Abstract

The catalytic conversion of CO2 and CH4 to value-added platform chemicals via direct C–C coupling provides one of the most effective routes that not only addresses global climate change but also alleviates the dependency on traditional fossil fuels. Herein, three oxide-on-oxide model catalysts that can realize direct C–C coupling on the basis of simultaneous activation of CH4 and CO2 were investigated using density functional theory (DFT) calculations. The mean-field microkinetic modeling including active sites at the (ZnO)3–In2O3 interface and on the In2O3(110) surface were used to integrate the mechanistic and energetic information from the DFT calculations.

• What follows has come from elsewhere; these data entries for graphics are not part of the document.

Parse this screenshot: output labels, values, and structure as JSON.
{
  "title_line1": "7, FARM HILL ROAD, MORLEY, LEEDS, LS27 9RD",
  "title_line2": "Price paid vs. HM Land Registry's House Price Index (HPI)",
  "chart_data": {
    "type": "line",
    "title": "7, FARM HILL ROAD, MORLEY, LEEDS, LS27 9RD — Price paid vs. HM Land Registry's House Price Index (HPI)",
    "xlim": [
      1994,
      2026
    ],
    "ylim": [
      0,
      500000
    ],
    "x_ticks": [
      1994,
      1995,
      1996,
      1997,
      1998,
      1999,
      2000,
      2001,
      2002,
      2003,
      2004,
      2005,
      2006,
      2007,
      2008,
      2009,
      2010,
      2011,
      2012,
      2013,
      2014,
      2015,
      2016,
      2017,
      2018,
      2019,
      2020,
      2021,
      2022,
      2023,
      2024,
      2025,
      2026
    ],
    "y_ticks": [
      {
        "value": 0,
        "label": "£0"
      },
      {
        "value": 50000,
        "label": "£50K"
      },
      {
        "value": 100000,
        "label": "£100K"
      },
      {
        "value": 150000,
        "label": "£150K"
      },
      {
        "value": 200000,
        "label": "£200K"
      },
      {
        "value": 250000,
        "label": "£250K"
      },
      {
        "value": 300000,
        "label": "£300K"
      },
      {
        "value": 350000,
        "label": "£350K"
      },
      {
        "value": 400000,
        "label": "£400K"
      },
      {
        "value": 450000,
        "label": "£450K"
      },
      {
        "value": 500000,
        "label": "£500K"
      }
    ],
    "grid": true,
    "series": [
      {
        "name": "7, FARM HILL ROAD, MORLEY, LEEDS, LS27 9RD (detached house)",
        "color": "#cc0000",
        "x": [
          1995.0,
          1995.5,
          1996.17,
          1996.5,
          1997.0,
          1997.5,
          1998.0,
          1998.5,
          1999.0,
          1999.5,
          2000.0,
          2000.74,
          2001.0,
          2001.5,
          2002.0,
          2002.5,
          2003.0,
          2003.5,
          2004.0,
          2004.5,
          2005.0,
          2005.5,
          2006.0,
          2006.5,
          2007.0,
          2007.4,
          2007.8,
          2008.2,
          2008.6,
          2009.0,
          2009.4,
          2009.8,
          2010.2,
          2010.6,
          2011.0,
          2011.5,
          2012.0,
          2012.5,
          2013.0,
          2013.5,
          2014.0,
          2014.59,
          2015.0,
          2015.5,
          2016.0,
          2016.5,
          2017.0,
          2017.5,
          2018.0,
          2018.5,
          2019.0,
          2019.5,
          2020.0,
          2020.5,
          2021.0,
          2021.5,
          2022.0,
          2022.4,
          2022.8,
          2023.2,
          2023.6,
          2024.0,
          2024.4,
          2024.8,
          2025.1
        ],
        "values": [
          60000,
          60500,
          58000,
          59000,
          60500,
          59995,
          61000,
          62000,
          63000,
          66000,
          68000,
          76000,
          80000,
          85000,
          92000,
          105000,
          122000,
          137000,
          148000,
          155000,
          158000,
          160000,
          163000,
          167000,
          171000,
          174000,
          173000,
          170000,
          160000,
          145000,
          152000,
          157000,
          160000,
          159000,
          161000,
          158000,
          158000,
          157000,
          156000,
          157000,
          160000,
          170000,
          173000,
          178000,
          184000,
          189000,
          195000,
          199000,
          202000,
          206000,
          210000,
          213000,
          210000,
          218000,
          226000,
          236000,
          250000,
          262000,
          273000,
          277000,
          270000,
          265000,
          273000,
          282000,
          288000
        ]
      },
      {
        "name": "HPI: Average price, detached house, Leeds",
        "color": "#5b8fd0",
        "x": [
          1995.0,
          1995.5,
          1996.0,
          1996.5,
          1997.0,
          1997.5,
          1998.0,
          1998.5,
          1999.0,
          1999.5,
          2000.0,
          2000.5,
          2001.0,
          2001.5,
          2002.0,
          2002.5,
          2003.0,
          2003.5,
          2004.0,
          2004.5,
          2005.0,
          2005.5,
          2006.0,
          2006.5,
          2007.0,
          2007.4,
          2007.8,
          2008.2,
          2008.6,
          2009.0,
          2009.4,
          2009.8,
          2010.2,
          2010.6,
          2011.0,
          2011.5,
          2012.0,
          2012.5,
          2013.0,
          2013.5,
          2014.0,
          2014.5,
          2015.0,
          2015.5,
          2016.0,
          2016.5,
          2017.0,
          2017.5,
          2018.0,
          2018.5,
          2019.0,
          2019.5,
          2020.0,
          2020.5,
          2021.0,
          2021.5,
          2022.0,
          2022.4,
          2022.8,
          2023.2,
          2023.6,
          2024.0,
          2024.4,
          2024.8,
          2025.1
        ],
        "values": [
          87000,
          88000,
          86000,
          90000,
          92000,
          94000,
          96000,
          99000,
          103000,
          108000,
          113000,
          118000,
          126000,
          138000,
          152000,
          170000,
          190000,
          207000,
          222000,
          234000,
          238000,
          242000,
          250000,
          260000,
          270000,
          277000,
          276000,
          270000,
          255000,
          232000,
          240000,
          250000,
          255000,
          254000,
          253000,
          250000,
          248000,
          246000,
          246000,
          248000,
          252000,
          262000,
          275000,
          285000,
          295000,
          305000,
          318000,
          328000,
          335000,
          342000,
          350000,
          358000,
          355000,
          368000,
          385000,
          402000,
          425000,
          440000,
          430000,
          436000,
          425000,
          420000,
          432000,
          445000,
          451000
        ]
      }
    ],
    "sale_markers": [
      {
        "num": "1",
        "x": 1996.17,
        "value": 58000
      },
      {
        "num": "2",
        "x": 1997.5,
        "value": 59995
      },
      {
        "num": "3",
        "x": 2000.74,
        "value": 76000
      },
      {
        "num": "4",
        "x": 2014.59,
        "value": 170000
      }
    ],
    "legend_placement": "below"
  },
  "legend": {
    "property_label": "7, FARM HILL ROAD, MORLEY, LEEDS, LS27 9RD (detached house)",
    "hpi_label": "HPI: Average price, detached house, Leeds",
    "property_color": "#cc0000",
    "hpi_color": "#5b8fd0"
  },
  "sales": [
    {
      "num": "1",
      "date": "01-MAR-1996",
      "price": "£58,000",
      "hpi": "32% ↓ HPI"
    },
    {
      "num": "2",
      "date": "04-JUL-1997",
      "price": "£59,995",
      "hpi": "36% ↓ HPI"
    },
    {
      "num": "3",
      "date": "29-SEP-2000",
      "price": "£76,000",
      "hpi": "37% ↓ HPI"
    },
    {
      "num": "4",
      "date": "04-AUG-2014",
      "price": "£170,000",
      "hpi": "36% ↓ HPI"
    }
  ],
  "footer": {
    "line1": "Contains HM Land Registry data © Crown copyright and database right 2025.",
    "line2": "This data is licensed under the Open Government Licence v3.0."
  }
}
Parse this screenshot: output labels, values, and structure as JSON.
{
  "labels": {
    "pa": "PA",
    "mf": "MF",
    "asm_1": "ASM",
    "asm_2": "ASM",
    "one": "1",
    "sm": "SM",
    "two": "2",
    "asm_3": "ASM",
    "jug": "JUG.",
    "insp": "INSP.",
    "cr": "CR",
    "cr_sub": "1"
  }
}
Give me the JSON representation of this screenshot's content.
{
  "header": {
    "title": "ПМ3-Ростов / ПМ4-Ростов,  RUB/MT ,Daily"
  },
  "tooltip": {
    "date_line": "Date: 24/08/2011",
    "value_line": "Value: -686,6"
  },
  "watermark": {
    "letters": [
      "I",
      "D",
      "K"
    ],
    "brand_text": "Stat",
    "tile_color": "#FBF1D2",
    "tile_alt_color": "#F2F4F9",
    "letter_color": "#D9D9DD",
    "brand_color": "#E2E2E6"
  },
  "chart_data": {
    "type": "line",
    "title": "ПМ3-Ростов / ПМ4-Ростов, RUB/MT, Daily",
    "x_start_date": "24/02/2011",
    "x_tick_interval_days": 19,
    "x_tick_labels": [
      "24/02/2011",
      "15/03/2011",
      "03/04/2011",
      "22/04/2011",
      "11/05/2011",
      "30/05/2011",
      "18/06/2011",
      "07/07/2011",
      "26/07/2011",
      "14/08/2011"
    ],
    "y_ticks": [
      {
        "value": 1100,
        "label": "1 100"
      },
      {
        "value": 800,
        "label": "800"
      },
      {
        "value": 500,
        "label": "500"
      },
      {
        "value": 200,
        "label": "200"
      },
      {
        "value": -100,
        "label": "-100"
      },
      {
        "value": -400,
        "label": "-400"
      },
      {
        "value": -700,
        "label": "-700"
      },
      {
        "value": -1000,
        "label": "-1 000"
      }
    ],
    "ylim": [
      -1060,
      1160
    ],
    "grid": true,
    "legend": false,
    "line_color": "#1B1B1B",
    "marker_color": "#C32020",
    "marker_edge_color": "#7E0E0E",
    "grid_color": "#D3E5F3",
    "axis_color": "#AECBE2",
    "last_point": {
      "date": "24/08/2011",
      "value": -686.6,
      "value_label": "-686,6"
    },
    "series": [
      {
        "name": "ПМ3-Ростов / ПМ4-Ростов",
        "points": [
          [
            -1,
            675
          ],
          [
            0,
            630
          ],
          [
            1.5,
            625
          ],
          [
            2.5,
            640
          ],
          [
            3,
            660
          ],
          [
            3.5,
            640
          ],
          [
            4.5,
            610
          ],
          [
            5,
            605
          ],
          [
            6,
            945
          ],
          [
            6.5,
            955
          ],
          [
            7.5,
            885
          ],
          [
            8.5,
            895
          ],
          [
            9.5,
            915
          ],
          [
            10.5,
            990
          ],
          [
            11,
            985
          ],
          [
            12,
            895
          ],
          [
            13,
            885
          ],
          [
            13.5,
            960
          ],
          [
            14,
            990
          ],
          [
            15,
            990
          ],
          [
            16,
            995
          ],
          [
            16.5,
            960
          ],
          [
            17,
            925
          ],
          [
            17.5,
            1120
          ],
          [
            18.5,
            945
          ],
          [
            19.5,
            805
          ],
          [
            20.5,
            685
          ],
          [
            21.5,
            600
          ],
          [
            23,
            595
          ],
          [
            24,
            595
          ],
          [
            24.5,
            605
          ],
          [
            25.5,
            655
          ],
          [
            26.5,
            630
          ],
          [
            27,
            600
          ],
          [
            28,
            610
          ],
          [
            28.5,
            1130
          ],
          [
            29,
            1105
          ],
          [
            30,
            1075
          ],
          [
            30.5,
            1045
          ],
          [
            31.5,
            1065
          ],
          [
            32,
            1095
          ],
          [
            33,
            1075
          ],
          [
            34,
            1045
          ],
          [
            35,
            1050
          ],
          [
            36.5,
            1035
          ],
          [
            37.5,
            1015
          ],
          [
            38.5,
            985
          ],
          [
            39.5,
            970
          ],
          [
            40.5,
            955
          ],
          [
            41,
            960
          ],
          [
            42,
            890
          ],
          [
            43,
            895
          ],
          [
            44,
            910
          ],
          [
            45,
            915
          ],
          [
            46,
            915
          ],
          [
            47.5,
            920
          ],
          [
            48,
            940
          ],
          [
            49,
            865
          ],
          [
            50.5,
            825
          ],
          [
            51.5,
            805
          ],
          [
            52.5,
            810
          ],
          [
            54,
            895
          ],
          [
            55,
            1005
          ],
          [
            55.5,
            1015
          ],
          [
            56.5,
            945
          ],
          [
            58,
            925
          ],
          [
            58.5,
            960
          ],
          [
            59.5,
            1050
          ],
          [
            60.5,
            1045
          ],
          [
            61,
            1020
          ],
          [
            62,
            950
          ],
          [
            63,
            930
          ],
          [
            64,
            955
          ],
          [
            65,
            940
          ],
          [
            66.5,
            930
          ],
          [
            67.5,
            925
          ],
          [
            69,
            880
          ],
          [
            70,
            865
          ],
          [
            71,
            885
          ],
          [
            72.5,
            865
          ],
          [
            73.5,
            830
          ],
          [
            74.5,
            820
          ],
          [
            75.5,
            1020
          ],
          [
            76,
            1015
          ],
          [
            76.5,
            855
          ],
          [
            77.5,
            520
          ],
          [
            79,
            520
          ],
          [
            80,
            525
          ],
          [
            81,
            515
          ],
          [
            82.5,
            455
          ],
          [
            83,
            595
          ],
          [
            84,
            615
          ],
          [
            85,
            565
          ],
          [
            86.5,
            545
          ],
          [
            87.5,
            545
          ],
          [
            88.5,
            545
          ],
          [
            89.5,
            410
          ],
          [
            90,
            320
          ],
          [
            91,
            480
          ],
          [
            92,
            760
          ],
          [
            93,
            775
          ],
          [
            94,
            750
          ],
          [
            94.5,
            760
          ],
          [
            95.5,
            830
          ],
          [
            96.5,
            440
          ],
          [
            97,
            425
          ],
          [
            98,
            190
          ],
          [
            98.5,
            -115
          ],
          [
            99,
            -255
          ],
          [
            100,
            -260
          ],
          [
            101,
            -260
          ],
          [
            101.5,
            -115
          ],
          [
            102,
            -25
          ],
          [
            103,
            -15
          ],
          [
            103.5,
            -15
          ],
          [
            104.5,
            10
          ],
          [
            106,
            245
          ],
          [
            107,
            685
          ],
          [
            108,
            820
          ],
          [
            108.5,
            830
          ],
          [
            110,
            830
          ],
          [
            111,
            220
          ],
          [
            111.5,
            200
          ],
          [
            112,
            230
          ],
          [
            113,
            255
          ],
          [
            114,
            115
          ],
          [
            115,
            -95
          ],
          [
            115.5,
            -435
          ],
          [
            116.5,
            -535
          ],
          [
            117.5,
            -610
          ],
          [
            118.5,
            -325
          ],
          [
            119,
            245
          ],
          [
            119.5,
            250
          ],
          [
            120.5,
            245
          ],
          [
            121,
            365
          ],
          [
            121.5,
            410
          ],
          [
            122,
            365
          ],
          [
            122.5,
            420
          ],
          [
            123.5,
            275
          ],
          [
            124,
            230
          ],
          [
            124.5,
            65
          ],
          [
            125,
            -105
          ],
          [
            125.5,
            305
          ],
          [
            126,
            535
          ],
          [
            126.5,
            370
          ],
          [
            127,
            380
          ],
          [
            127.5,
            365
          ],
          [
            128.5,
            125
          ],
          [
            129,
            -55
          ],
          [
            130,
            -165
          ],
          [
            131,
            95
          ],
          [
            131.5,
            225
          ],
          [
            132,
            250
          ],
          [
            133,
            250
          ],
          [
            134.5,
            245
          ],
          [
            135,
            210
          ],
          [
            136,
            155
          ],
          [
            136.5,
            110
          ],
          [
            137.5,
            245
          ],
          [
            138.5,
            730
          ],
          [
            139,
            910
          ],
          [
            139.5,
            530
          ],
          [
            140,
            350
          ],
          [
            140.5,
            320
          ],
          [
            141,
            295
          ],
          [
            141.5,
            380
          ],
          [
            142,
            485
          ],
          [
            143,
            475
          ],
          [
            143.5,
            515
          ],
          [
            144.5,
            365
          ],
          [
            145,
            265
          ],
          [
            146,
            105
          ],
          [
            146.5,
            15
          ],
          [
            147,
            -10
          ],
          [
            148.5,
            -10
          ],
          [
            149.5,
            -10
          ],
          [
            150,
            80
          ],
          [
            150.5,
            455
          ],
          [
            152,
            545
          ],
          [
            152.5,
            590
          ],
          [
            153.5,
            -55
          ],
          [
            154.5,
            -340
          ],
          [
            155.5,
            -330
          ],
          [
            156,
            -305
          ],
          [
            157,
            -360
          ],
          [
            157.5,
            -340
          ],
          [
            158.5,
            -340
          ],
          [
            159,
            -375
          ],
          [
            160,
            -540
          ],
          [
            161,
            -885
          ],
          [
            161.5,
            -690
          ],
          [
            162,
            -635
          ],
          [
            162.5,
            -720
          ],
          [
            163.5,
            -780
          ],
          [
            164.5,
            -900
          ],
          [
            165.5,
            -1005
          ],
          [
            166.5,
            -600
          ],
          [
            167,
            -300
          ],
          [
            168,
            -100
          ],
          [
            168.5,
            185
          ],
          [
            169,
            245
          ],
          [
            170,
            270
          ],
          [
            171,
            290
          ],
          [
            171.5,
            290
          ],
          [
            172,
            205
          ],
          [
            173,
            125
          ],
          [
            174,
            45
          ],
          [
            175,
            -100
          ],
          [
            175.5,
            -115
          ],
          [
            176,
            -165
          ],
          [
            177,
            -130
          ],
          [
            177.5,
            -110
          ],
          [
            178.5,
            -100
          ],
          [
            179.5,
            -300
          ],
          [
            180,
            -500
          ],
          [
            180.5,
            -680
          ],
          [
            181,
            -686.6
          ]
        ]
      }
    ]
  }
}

The formation of oxide-on-oxide interfacial sites between the substrate (In2O3) and dispersed oxides [(ZnO)3, (ZrO2)3, or Ga2O3] enables CO2 activation at the defective site of In2O3 and CH4 activation at the M-O pair of the supported metal oxide. In contrast to the Eley–Rideal mechanism that the C–C coupling of CO2 and CH3 stabilized on Zn-doped ceria follows, the formation of a Zn–C–C–O transition state at the active centers originates from a Langmuir–Hinshelwood mechanism in which the activated CO2 also enhances the dissociative adsorption of CH4. Microkinetics analysis indicate that dissociative adsorption of CH4 plays a dominant role in the direct C–C coupling, whereas the adsorption and activation of CO2 is less significant. DFT calculation results of CH4 and CO2 conversion to acetic acid on the (ZnO)3/In2O3 catalyst surface indicates that the C–C coupling step is the kinetically most relevant step. Compared with Ga2O3/In2O3 and (ZrO2)3/In2O3 catalyst surfaces, (ZnO)3/In2O3(110) is more active for acetic acid formation. The present work provides mechanistic insights into the direct C–C coupling of CH4 and CO2, which could be useful in designing more-efficient catalysts.